Ils étaient 53 experts se recrutant dans les domaines les plus diversifiés. L’arrêté N°041/LJ/LG/DAG/SDPG/SP/NM du 24 février 2015 pris par le ministre d’Etat, ministre de la Justice, garde des Sceaux, qui a désigné tous ces experts de la Cour d’appel du Centre au titre des années judiciaires 2015/2016, a détaillé ces différents champs d’expertise. Les impétrants qui ont prêté serment devant Mme Rita Tchamenbe, magistrat audiencier pour l’occasion, vont tenir le rôle d’administrateurs judiciaires, de séquestres judiciaires, d’experts des finances, de la comptabilité, de l’immobilier, du génie civil et des travaux publics, de la police scientifique et graphologique, de l’électricité et du génie électrique, de l’assurance, des banques et micro finance, de traducteurs, d’interprètes, d’identification par ADN, d’anesthésie et réanimation, d’authentification des cachets des sceaux, d’avaries et agroalimentaires, de chirurgie générale et digestive, de copropriété des immeubles bâtis et promotion immobilière, d’experts fonciers, d’experts de technologie de l’information et de la communication.

 

Profitant de leur prestation de serment solennelle, l’avocat général convié par madame la présidente à présenter ses réquisitions, a tenu à souligner le rôle fondamental de l’expert dans la société. A ce titre, il a rappelé que : « la spécificité majeure de cet acte réside dans la canonicité de ces responsabilités, indication qui consacre le début de la prise en main par nos compatriotes, de la destinée de ce pays d’une part, et d’autre part, la facilité, l’aisance soit la fluidité dans diverses possibilités d’avoir à l’intérieur du triangle national en tout temps raisonnable, des solutions à ces matières essentielles qui n’étaient pas encore évidentes dans un passé relativement récent ».

De manière globale, l’expertise, qui couvre toutes les matières du droit qui peuvent préoccuper le citoyen, est prévue en matière civile ou commerciale aux articles 116 à 128 du Code de procédure civile et commerciale, en matière pénale aux articles 203 à 217 du Code de procédure pénale, en matière administrative aux articles 84 à 86 de la loi n°2006/022 du 29 décembre 2006 fixant organisation du fonctionnement des Tribunaux Administratifs.

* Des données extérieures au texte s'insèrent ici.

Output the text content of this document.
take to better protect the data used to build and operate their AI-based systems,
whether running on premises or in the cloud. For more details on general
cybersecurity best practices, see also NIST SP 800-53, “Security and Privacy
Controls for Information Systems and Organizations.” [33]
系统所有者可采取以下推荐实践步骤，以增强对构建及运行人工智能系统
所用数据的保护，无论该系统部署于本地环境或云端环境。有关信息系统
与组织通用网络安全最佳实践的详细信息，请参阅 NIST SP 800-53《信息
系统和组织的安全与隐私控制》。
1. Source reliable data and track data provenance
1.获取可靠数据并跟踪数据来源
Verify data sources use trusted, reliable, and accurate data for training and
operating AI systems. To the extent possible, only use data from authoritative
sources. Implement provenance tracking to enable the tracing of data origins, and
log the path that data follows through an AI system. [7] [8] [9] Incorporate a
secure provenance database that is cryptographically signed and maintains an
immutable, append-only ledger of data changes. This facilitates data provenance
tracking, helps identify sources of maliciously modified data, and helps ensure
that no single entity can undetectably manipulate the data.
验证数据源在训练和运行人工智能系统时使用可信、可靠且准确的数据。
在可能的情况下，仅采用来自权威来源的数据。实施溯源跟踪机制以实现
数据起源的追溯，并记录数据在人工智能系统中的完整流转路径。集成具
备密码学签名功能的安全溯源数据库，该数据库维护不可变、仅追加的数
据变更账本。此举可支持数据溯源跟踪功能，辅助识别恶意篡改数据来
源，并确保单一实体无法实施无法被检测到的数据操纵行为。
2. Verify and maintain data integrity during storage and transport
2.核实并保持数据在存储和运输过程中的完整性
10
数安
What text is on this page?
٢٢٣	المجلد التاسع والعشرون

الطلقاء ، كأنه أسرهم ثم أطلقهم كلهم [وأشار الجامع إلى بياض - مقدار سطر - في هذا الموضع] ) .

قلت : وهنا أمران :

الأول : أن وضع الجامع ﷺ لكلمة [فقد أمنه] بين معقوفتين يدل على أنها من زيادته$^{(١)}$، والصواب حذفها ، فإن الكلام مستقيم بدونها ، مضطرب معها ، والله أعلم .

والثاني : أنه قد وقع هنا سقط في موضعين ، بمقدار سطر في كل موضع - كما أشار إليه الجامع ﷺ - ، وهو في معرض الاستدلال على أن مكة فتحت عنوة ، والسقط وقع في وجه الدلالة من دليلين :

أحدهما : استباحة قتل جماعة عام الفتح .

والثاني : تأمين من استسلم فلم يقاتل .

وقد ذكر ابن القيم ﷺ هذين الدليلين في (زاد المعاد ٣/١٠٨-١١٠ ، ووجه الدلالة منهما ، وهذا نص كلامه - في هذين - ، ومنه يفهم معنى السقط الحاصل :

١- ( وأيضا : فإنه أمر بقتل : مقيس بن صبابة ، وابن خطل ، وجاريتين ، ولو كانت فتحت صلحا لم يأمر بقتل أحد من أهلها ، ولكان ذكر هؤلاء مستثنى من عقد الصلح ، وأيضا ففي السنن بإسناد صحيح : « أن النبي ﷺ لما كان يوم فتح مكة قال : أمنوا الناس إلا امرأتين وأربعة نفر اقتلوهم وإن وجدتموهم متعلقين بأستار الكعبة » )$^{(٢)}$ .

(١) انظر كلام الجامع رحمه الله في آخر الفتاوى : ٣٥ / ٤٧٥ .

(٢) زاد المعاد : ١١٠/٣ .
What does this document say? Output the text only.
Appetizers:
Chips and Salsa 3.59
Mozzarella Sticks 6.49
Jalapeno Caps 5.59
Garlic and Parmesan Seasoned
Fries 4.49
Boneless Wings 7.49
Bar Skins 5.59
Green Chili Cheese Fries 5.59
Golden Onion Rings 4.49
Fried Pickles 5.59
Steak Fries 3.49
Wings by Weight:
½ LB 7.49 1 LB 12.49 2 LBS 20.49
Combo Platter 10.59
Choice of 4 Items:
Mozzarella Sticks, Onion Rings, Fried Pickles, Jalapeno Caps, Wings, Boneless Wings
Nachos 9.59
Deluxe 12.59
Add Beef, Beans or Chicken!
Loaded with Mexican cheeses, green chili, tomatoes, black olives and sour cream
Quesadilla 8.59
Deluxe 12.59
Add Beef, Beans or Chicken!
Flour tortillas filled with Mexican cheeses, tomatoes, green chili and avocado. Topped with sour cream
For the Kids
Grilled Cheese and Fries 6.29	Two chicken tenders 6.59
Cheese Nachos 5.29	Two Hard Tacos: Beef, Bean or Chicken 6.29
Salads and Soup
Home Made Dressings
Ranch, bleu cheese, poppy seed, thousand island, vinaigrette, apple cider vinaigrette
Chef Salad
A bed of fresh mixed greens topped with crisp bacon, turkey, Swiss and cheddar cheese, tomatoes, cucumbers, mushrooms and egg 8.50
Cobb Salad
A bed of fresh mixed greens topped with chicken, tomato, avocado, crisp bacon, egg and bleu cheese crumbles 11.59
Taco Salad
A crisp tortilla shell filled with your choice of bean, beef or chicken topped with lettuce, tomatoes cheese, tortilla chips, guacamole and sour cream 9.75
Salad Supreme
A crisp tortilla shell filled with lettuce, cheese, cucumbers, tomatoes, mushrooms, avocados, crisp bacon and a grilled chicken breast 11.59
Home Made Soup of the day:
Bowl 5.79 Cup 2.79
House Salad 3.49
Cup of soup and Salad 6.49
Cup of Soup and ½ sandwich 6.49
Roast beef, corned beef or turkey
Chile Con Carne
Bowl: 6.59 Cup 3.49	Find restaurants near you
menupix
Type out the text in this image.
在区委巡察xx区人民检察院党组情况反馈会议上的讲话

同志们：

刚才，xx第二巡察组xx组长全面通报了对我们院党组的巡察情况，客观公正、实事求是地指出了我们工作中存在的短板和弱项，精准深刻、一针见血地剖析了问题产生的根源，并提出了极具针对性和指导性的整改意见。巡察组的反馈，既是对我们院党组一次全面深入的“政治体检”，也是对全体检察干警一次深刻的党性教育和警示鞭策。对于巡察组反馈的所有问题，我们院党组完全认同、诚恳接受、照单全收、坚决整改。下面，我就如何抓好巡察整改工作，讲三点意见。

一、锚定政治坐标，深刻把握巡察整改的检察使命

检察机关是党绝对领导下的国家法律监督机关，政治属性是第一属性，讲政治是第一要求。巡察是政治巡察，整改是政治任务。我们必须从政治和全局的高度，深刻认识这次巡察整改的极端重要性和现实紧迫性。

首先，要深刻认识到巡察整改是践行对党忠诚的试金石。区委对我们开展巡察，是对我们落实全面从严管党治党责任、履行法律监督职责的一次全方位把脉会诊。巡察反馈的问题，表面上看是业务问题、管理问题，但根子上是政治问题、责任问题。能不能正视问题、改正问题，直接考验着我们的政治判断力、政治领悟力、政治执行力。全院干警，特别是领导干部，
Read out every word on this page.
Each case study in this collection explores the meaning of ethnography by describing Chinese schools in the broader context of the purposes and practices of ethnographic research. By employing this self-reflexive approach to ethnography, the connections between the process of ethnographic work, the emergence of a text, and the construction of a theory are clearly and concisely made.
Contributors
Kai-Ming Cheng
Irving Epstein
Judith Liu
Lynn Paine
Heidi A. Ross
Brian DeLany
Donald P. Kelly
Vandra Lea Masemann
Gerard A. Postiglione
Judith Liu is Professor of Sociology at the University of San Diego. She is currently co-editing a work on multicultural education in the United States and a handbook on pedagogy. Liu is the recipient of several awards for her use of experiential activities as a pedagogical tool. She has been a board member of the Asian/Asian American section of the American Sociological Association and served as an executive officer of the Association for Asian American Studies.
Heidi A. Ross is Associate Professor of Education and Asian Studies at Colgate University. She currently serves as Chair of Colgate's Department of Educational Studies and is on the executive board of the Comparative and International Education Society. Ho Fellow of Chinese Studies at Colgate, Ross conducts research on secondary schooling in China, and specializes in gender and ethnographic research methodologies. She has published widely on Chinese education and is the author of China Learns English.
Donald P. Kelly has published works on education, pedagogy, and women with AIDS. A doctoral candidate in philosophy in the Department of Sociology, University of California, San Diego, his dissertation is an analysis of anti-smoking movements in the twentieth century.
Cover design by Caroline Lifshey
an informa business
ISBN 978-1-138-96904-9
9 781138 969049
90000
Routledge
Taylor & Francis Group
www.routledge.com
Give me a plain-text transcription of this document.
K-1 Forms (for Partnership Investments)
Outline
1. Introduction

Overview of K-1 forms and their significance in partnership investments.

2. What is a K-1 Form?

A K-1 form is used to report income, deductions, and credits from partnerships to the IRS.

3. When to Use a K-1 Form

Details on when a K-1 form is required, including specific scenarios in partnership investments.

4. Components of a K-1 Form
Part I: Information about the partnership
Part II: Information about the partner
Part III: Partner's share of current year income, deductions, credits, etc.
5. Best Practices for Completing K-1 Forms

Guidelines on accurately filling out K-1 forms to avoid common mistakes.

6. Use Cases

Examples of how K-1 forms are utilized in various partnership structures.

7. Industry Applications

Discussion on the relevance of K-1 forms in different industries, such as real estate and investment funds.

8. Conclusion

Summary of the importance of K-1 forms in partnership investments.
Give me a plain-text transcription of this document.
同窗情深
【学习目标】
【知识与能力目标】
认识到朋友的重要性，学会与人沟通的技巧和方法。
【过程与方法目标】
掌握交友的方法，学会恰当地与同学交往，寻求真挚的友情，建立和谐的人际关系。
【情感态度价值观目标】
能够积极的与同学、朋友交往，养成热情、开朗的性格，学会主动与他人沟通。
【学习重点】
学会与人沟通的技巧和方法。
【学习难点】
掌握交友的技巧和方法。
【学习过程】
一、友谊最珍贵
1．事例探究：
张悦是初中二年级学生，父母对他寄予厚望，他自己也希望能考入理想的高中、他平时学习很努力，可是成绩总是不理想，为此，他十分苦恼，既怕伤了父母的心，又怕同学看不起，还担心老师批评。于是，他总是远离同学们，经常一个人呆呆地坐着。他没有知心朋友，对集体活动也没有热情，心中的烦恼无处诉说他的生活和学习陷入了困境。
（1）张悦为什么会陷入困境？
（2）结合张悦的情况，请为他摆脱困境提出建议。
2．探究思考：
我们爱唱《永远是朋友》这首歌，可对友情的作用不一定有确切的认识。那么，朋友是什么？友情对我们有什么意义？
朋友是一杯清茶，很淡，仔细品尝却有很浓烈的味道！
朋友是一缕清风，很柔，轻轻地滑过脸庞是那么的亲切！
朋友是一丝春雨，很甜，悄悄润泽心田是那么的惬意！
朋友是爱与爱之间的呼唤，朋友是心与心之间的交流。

LE RÔLE DE L’EXPERT REPRÉCISÉ

Les 53 experts qui ont prêtés serment ont eu l’occasion de se réapproprier les contours de la notion même d’expert près des tribunaux et des cours. Il est revenu notamment que le terme « expert » peut se rapporter au technicien connu par le juge en raison de cette lumière particulière pour procéder à une expertise. Laquelle est une mesure d’instruction consistant d’abord à examiner une question de tête qui réquiert sa prouesse et sur laquelle une simple consultation ne suffirait pas à éclairer le juriste scientifique et à donner un avis purement technique sans porter d’appréciation d’ordre juridique. Dans une autre assertion, le terme « expert » signifie le titre des personnes inscrites sur une liste officielle comme spécialiste en telle matière. En termes synonymes, il est considéré comme un « sachant », un « senteur » etc. Cette définition stricto sensu mérite toutefois, pour un meilleur entendement, que l’on élague certaines zones d’ombres. L’expert est un homme de l’art, un spécialiste auquel le juge ou toute autre personne a recours dans les cas où se pose une question d’ordre technique  dépassant ses propres lumières. Il en résulte ainsi trois conséquences :

-Technicien, l’expert n’est pas un témoin, alors que le témoin relate ce qu’il a vu ou entendu des faits auxquels il a assisté. L’expert qui reconnait l’affaire dans un coup, a pour mission de procéder à un examen et de donner un avis d’ordre technique. En conséquence, le fait que les témoins apparaissent à l’audience pour déposer ne s’applique pas à l’expert qui peut assister au débat avant son audition.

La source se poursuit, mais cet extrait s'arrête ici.